还没到正慈堂,就见院儿里摆了一大堆的东西,小厮看到宁宓,微微福身:“六姑娘。”
“这些都是什么?”
“回六姑娘的话,这些都是白先生送来的聘礼。”
宁宓一愣,心中不安的预感越发强烈,“白先生?哪个白先生?”
小厮笑眯眯的道:“主母在屋里等着,六姑娘亲去看了就知道了。”
“我哪有认识姓白的人?”
等到了正慈堂,宁袁氏手边坐的红衣男子,可不就是前些日子的白行?
“嫣嫣来了。”
白行将茶杯放下,含笑望向宁宓,微微颔首,端的是儒雅有礼。
宁宓心中顿时慌乱,面上不能流露。若被宁袁氏看出什么,她可经不住盘问。届时她与刘景的事瞒不住,定是少不得被责罚的。她福身:“敬请母亲康安。”
“这位是奇谈茶馆的白公子,单名一个行,字鸿轩。”
宁宓微微颔首:“白公子安好。”
白行眼眸盈盈,看人深情的很。不过四月的天气,偏偏莫名其妙的拿着折扇,他轻摇了摇折扇,道:“阿宓妹妹还是那般貌美,一如那日我在来福客栈相见的惊艳。”
宁袁氏问:“什么来福客栈?”
宁宓心里一凉,不知如何开口解释。
白行折扇一捂嘴,佯装惊讶,“原……主母不知啊?”
宁袁氏沉了声音:“嫣嫣?”
宁宓自知无法撒谎,一撩裙摆跪了下去,“母亲!”
白行啧啧两声,上前要搀扶宁宓,“哎呀呀主母别动气,也不是什么大事。无非是前几日阿宓姑娘在来福客栈开窗,小人碰巧看见,心生仰慕,斗胆前来提亲。”
宁宓痛恨白行戳穿自己,她愤恨抬头,恰巧对上那双戏谑的桃花眼。偏他还看热闹不嫌事大,对自己眨了眨眼,一副无辜的模样。
宁袁氏看向宁宓,看她眼神厌恶的望着白行,心中也明白了此事是真。虽生气,却也总得先保住自家女儿的清誉再说。她抚了抚发钗,“哦……原来公子说的是前几日啊。

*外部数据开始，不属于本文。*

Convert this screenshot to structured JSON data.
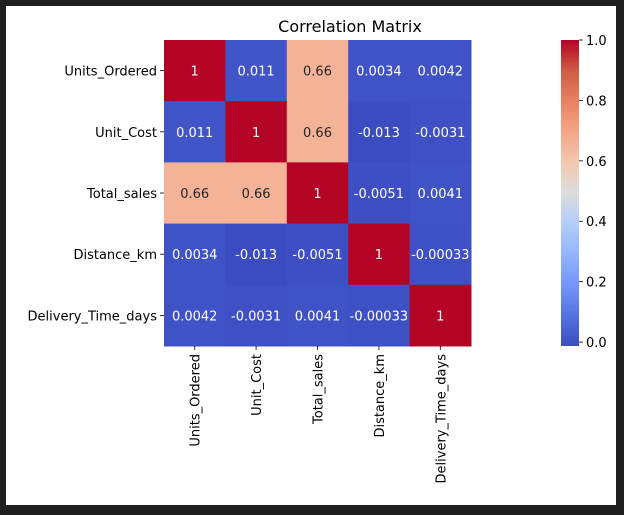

前几日阿宓生气,小孩子一时赌气出门,原是躲到了来福客栈。我说怎么在家中各个院儿里都找不到,真是越发娇蛮了!”
白行挥了挥手,“不妨事不妨事,美人有脾气很正常。在下也能理解,我也是真心喜欢六姑娘的,还请主母为我们的婚事……仔细考虑一二。”
语气恭敬,身子也端的有礼有加。可最后一句,怎么听也都是有几分威胁的意味在里面的。仿佛就差明着说:你若不同意我娶你女儿,我就四处走走宣扬你女儿夜不归宿。
宁袁氏只能咬着牙笑着颔首:“白公子真心诚意,我也不是那不通人情的嫡母。聘礼……我们就先收下了,只是四女姝姝刚定下亲事,虽说双喜临门高兴,可一下子让我嫁出两个女儿,也是有些不舍得的。嫣嫣顽劣,我们想留在身边多教养几日,白公子意下如何呢?”
“子女都是父母的心头肉,白某能理解,那就先留下聘礼,过几日三叔公来写婚书,先将婚事定下,过一两年再成亲也没什么的,白某等得起。”
“白公子通情达理,倒让我这个舍不得女儿的老媪羞愧了。”
白行摆摆手:“主母言重,既然婚事已经商议,那便请主母唤我鸿轩吧,我也好厚着脸皮唤主母一声丈母。”